HBO may have whacked the “The Sopranos” way back in June 2007, but as a retailing platform, the gangster skein isn’t sleeping with the fishes yet.
Far from it.
On Nov. 11, the cabler released a $399, 33-disc DVD retrospective. A day later, co-star Tony Sirico unveiled Paolo, a cologne inspired by his “Sopranos” alter ego, Paulie Walnuts, at the Perfumers Choice Awards in New York. Then, on Nov. 18, Sirico and a gaggle of the show’s fictional goombahs enlivened a launch party for “The Sopranos” wines, with a tasting and musical perf by Dominic “Uncle Junior” Chianese.
The brand’s enduring appeal is no surprise, says Marty Brochstein, senior VP of industry relations and information at the Intl.
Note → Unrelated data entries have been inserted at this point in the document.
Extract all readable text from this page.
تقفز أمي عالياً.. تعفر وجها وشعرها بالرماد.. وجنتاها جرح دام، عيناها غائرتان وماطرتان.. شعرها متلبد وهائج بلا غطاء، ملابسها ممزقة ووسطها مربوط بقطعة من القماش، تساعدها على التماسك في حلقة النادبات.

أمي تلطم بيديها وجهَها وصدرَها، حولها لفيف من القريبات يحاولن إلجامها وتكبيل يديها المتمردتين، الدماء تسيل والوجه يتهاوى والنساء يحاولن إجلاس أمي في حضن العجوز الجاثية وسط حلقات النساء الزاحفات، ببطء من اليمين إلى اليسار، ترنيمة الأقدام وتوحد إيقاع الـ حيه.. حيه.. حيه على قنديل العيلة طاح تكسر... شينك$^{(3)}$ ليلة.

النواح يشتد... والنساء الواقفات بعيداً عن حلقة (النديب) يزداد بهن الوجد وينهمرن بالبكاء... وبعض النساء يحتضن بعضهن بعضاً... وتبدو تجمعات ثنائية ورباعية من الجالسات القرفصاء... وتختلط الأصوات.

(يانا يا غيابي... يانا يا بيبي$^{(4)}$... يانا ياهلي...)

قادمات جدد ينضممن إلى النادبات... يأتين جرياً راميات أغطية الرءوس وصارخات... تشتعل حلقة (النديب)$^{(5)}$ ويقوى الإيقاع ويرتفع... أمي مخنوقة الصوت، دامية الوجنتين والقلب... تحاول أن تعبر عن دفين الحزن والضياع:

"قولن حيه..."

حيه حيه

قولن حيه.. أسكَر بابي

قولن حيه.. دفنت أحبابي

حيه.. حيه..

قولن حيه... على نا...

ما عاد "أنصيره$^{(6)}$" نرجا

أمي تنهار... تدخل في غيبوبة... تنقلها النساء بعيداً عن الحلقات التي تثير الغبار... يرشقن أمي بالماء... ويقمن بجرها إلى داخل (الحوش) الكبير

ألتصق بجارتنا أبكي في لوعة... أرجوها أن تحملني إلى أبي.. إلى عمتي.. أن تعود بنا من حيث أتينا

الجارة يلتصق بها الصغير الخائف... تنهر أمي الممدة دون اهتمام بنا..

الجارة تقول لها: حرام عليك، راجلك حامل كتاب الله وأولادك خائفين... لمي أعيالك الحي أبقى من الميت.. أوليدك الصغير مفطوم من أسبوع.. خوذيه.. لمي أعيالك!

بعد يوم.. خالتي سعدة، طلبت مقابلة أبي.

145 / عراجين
Licensing Industry Merchandisers’ Association. “There are some entertainment entities that just become part of the vernacular,” he says.
As for longevity, Brochstein has two words: “Star Wars.”
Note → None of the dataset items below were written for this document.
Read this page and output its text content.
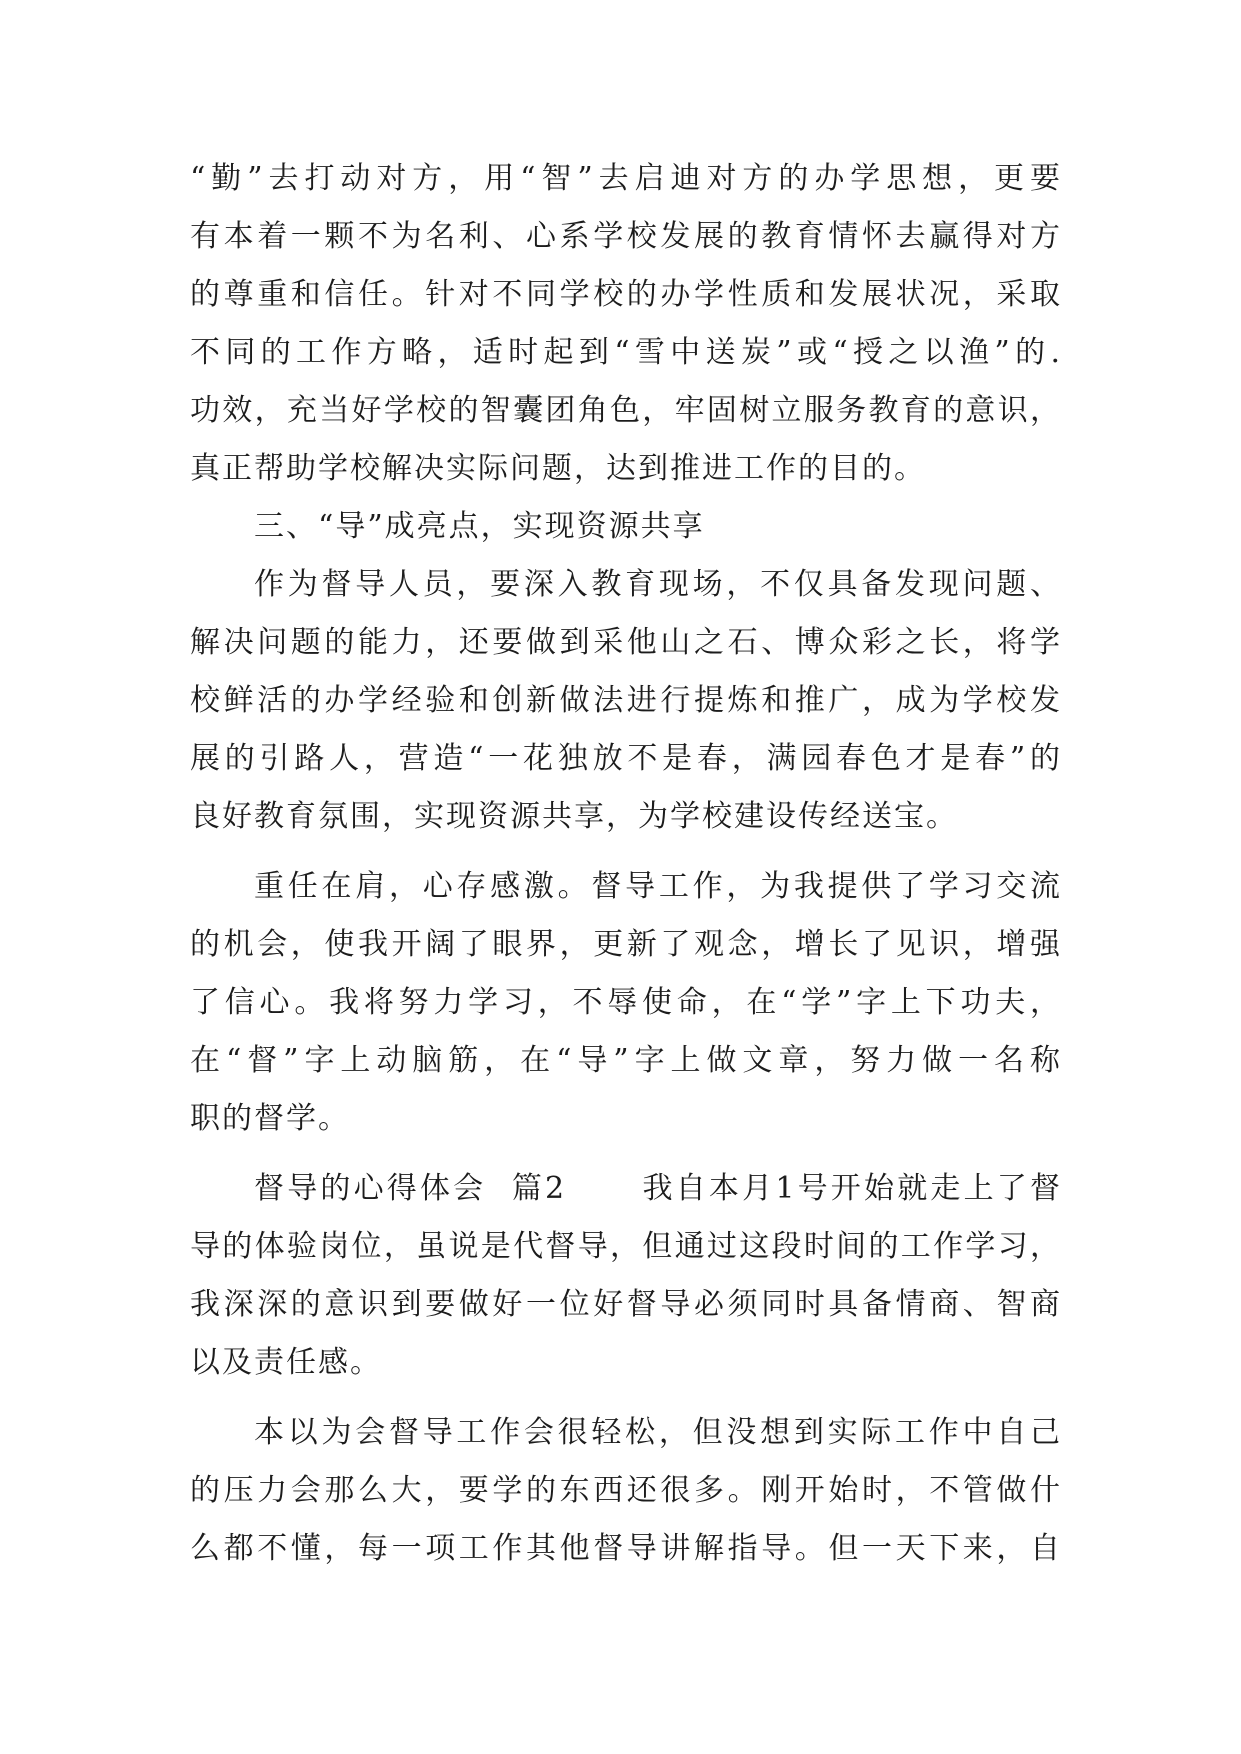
“勤”去打动对方，用“智”去启迪对方的办学思想，更要
有本着一颗不为名利、心系学校发展的教育情怀去赢得对方
的尊重和信任。针对不同学校的办学性质和发展状况，采取
不同的工作方略，适时起到“雪中送炭”或“授之以渔”的.
功效，充当好学校的智囊团角色，牢固树立服务教育的意识，
真正帮助学校解决实际问题，达到推进工作的目的。
三、“导”成亮点，实现资源共享
作为督导人员，要深入教育现场，不仅具备发现问题、
解决问题的能力，还要做到采他山之石、博众彩之长，将学
校鲜活的办学经验和创新做法进行提炼和推广，成为学校发
展的引路人，营造“一花独放不是春，满园春色才是春”的
良好教育氛围，实现资源共享，为学校建设传经送宝。
重任在肩，心存感激。督导工作，为我提供了学习交流
的机会，使我开阔了眼界，更新了观念，增长了见识，增强
了信心。我将努力学习，不辱使命，在“学”字上下功夫，
在“督”字上动脑筋，在“导”字上做文章，努力做一名称
职的督学。
督导的心得体会  篇2      我自本月1号开始就走上了督
导的体验岗位，虽说是代督导，但通过这段时间的工作学习，
我深深的意识到要做好一位好督导必须同时具备情商、智商
以及责任感。
本以为会督导工作会很轻松，但没想到实际工作中自己
的压力会那么大，要学的东西还很多。刚开始时，不管做什
么都不懂，每一项工作其他督导讲解指导。但一天下来，自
“There was 16 years between movies,” he recalls. “And that was still part of the licensing world because there was an audience that identified with it.”
And if wine and cologne seem a bit far afield and, well, tacky, he lays out the bigger synergistic picture: “It’s a way to have the brand show up in some unexpected places and focus attention on that nice DVD box and the syndicated episodes.”
“Look,” he concludes, “You’re writing about it, right?”